The half life of Amoxicillin after the oral administration of Amoxicillin and Clavulanic acid drug product is 1.3 hours and that of Clavulanic acid is 1 hour.

Approximately 50% – 70% of the Amoxicillin and approximately 25% – 40% of the Clavulanic acid are excreted unchanged in urine during the first six hours after administration of a single 250 mg or 500 mg tablet of Amoxicillin and Clavulanic acid drug product.

  1.                 Literature survey

In literature survey, a reversed phase HPLC method was developed by Durga Mallikarjuna Rao Tippa, Narendra Singh [89]. The details of the method are described in section 4.4.4, as per this method the analytes are separated along with 6-APA impurity, nicotinamide and ticarcillin at 220nm with run time of 8 minutes but the other impurities listed in present study not addressed.
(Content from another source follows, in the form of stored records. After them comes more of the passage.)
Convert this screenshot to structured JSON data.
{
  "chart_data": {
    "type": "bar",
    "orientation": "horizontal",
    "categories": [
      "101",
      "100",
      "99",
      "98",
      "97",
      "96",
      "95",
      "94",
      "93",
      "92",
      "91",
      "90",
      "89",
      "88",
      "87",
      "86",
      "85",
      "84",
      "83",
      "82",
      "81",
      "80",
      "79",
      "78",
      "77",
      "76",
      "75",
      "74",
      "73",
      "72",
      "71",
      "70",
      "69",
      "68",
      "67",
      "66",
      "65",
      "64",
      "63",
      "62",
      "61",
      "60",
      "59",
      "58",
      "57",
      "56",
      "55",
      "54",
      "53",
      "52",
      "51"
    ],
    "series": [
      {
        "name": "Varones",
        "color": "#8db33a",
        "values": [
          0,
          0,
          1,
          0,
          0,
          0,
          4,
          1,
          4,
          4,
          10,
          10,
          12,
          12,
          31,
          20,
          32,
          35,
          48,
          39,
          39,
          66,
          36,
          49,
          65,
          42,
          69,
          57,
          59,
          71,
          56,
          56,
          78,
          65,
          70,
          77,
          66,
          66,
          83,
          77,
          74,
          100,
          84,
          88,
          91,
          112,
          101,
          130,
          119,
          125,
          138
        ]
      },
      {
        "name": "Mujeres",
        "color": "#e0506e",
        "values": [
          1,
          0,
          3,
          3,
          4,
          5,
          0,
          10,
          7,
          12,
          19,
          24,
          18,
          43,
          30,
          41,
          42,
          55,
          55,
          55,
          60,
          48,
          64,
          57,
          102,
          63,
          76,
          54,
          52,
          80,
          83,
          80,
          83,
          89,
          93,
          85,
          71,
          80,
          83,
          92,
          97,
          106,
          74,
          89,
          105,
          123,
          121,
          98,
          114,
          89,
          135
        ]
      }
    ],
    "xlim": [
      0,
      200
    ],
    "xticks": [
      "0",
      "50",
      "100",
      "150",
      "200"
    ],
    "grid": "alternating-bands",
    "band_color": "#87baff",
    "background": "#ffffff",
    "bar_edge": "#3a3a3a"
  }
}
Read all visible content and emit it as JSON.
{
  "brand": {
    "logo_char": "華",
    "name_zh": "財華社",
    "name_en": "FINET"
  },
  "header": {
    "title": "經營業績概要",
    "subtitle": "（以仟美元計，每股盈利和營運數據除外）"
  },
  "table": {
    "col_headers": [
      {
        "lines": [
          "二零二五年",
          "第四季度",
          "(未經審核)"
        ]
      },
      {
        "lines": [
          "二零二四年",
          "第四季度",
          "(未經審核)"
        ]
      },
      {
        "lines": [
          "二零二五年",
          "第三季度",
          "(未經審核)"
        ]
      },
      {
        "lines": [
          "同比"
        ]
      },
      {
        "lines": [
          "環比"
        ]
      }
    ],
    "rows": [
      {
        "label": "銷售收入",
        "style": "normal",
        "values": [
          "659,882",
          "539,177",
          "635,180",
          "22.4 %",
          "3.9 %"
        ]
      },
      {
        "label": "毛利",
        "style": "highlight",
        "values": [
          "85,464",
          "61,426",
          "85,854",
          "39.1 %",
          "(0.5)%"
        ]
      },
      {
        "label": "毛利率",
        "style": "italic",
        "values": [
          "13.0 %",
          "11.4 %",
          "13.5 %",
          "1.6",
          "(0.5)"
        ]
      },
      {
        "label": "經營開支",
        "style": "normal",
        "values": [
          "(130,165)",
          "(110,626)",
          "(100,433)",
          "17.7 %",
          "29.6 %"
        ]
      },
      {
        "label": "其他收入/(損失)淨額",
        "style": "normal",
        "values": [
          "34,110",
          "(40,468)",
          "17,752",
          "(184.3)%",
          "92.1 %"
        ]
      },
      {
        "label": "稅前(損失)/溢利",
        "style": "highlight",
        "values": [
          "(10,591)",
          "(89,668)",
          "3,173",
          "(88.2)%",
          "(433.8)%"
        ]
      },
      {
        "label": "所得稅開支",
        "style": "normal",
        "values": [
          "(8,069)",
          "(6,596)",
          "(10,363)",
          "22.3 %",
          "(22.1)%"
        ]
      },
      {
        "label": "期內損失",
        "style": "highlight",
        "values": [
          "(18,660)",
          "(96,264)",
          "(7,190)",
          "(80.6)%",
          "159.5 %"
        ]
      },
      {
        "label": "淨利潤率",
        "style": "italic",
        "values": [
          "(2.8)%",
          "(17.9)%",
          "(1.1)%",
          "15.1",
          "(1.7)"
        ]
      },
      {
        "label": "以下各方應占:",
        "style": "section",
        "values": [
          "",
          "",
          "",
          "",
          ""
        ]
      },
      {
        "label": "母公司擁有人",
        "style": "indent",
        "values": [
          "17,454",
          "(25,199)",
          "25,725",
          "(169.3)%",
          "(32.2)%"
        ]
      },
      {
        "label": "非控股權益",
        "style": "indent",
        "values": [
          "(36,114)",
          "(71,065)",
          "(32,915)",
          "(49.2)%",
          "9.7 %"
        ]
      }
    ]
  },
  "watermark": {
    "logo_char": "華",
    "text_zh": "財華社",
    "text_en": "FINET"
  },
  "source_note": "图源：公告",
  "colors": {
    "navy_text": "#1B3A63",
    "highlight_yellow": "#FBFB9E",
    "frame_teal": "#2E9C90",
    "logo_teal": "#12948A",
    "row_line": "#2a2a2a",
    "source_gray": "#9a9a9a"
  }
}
Additional method developed by Abdalla Ahmed El-Shanawani [107] to estimate the assay of Amoxicillin and Clavulanate potassium in dosage forms including the 6-APA and p-Hydroxyphenyl glycine impurities but not addressed most of the Amoxicillin and Clavulanate potassium impurities in present study.

One more comparison study was performed by de X.-X. Zhou et.al [106],  this is a comparison between two methods but not addressed some of the impurities in present study.

Based on literature survey there were no stability indicating method was available for estimation of Amoxicillin and Clavulanic acid impurities simultaneously, hence author choose to develop a new method.